Yassine El Idrissi (Morocco 1983) has a background in ICT and photo journalism. An interview about choosing the right form for a given subject.

“I have a background as a photo journalist. Because I wanted more time to investigate my subject matters, I decided to leave journalism and become a filmmaker. In my first documentaries, I presented facts by showing everything I considered relevant. I found out that showing everything comes down to showing nothing. That’s why I decided to investigate the effects of form or style on the perception of the subject and on the relations between the subject and me and between the subject and the spectator.

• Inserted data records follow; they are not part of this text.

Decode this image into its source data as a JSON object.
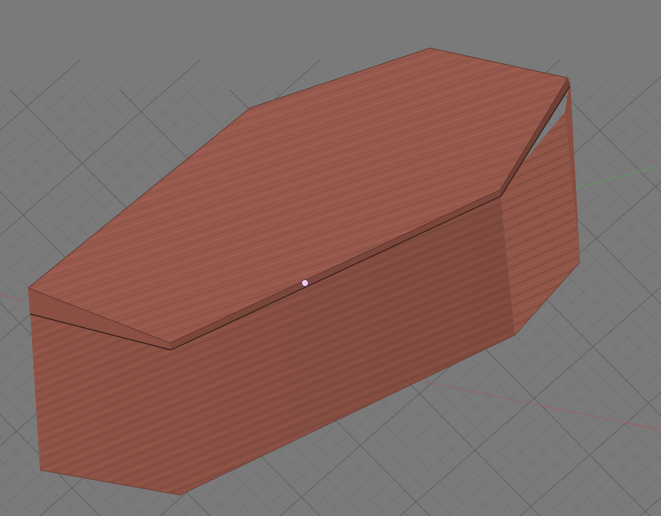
{
  "viewport": {
    "background_color": "#7a7a7a",
    "grid_minor_color": "#6f6f6f",
    "grid_major_color": "#626262",
    "x_axis_color": "#a45a5a",
    "y_axis_color": "#5f9a5f",
    "object_origin_color": "#f2c7ea"
  },
  "object": {
    "type": "coffin",
    "material": "wood-texture",
    "base_color": "#9a5a4d",
    "lid_color": "#8f5447",
    "side_color": "#834b40",
    "edge_color": "#5d332c",
    "seam_color": "#3e2420"
  }
}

Cultural and intellectual crisis

My subject is the cultural and intellectual crisis in Morocco. For me as a Moroccan film enthusiast, the absence of a vivid film culture in Morocco has been an increasingly disappointing experience over the last ten years. In our capital Rabat, there are only four or five cinemas. Every year, only some 15 highly predictable feature films are released domestically. They are hardly shown abroad, let alone awarded. This is not directly a matter of politics or finance. Look at a country like Iran: the regime is harsh and repressive, yet the film industry is extremely productive and critically and commercially successful. Morocco isn’t exactly a modern democracy, but we have more liberties than people in Iran. So what’s the matter in Morocco? Why don’t people think? What’s the background of our massive cultural inertia and hypocrisy?

The Iranian Film

Combining this subject with my investigation into the effects of form and style on perception of the subject by myself and the spectator, I decided to make a documentary film, portraying myself in my actual efforts to develop a short fiction film in Morocco. This fiction film will be an ‘Iranian’ film, made according to the ‘rules’ of the successful Iranian cinema. The title of the documentary film will be ‘The Iranian Film’. The fiction project will be developed in the context of my research project. Our efforts might well result in a developed, funded fiction project to be shot in 2013. However, this fiction project, without being a pretext, is initiated in order to make a documentary in which we investigate my actual subject: the cultural crisis in Morocco. We are planning to shoot this documentary later this year. It will be a comic documentary with a lot of everyday-life scenes in which I am working on the preparation of the project: funding, script editing, casting, location scouting, negotiating, et cetera.

How to make choices

I am not intending to make any intellectual statements or moral accusations. On the contrary: I’ll take it easy. The film will look and feel like a spontaneous home movie with a light tone. I hope this specific, light form will produce and maybe amplify the effect that the audience will start asking itself questions about the relations between media, politics and the current state of Moroccan film culture. About the effects of hypocrisy, artistic corruption and self-censorship.  

I have just started to discover how many films I can make about one single subject. It‘s great to have the opportunity to find out how to make choices.”